New designs for Project Relate and Sound Notifications
We’re committed to an ongoing partnership with the disability community to improve our accessibility features, including updates based on user feedback.
- Customize how you teach Project Relate. In 2022, we launched Project Relate, an Android app for people with non-standard speech, that allows you to create a personalized speech recognition model to communicate and be better understood. Custom Cards allow you to customize the phrases you teach the model so it understands words that are important to you. Now, there’s a new way for you to select text and import phrases from other apps as Custom Cards, like a note in a Google Doc.

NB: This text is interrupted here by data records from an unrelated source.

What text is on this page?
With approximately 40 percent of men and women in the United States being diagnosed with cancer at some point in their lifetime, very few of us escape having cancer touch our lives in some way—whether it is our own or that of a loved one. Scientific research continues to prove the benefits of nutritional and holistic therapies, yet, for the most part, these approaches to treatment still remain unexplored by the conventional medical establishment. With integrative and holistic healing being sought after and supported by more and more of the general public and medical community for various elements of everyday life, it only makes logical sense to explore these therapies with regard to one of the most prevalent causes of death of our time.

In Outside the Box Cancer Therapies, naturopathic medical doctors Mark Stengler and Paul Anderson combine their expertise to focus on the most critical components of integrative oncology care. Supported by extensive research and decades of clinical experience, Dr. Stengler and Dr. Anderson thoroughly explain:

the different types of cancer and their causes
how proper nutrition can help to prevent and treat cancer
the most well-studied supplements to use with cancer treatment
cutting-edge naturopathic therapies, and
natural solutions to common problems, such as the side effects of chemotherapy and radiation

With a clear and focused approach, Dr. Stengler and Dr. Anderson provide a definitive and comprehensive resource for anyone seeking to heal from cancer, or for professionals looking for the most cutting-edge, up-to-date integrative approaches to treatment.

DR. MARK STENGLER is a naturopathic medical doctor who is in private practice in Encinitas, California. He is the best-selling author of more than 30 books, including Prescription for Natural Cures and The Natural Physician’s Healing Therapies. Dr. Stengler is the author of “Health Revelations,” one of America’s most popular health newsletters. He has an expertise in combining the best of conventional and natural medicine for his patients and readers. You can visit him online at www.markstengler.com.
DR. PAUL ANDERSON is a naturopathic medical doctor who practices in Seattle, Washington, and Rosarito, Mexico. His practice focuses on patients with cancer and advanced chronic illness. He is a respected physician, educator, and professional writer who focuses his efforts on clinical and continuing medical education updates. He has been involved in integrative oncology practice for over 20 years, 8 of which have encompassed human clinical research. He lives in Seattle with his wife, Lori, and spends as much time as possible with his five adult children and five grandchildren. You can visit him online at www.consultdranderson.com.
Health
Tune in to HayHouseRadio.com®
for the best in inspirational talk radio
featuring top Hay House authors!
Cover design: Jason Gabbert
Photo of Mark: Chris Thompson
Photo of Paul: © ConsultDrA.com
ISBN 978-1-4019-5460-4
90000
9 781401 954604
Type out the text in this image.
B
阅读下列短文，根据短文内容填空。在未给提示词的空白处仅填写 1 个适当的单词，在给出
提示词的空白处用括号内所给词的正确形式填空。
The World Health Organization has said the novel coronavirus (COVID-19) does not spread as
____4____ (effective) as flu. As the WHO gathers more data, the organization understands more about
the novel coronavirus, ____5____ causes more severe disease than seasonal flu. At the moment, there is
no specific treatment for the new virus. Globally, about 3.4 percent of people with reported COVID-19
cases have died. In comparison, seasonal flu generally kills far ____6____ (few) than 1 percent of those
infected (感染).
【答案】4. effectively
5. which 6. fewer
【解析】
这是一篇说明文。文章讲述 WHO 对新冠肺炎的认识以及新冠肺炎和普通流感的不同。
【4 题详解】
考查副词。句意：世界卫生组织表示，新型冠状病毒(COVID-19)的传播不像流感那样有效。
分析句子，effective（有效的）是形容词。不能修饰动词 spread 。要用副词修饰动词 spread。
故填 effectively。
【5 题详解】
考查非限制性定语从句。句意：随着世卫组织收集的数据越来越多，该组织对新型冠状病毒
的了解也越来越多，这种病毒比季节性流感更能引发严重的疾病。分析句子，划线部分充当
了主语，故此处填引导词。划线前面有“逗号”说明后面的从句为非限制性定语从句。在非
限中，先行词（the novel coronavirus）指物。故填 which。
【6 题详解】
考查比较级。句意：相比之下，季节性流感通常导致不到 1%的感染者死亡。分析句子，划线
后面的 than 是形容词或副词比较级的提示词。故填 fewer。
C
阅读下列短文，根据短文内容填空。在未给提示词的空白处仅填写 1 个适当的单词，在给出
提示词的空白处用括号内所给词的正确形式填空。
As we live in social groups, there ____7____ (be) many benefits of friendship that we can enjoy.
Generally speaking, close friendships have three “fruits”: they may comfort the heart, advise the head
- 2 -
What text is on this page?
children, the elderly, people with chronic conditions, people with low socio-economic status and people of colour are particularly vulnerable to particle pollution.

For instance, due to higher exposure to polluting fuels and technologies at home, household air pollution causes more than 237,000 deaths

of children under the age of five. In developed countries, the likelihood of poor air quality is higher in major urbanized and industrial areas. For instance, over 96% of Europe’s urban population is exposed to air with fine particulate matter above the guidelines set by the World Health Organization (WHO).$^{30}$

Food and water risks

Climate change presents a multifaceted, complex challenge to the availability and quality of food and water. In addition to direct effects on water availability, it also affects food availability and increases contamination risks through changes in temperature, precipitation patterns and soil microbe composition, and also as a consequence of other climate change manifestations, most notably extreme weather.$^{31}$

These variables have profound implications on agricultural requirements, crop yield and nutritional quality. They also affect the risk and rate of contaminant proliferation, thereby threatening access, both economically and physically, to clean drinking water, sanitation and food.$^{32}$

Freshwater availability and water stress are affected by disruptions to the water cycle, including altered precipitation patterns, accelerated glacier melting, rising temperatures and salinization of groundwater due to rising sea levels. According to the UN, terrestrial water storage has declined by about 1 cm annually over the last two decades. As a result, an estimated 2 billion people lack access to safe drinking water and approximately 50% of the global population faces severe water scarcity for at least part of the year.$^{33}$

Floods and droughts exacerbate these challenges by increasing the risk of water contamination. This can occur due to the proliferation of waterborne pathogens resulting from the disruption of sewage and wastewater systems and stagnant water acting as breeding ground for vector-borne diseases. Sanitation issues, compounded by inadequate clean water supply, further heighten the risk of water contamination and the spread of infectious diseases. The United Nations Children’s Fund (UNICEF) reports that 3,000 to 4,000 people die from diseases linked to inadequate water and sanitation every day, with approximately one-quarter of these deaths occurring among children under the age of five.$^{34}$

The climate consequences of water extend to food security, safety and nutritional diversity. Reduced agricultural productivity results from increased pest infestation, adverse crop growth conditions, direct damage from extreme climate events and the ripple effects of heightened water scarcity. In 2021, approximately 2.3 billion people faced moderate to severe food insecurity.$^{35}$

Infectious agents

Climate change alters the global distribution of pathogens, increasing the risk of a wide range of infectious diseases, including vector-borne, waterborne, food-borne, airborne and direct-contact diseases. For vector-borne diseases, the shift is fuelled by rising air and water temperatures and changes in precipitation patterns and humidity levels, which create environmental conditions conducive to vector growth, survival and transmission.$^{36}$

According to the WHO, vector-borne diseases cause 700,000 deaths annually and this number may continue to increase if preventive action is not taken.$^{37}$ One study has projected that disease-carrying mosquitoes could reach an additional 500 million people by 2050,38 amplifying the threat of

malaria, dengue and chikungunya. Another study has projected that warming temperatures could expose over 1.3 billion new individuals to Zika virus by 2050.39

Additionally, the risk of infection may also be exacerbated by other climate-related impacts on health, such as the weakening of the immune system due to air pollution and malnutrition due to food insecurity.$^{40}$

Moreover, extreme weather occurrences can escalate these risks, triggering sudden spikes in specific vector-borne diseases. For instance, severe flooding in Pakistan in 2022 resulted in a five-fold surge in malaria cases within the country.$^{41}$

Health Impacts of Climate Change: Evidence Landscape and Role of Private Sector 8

- New design for Sound Notifications with feedback from you. Sound Notifications alerts you when household sounds happen — like a doorbell ringing or and a smoke alarm going off — with push notifications, flashes from your camera light, or vibrations on your phone. We’ve redesigned Sound Notifications based on user feedback, improving the onboarding process, sound event browsing, and making it easier to save custom sounds for appliances.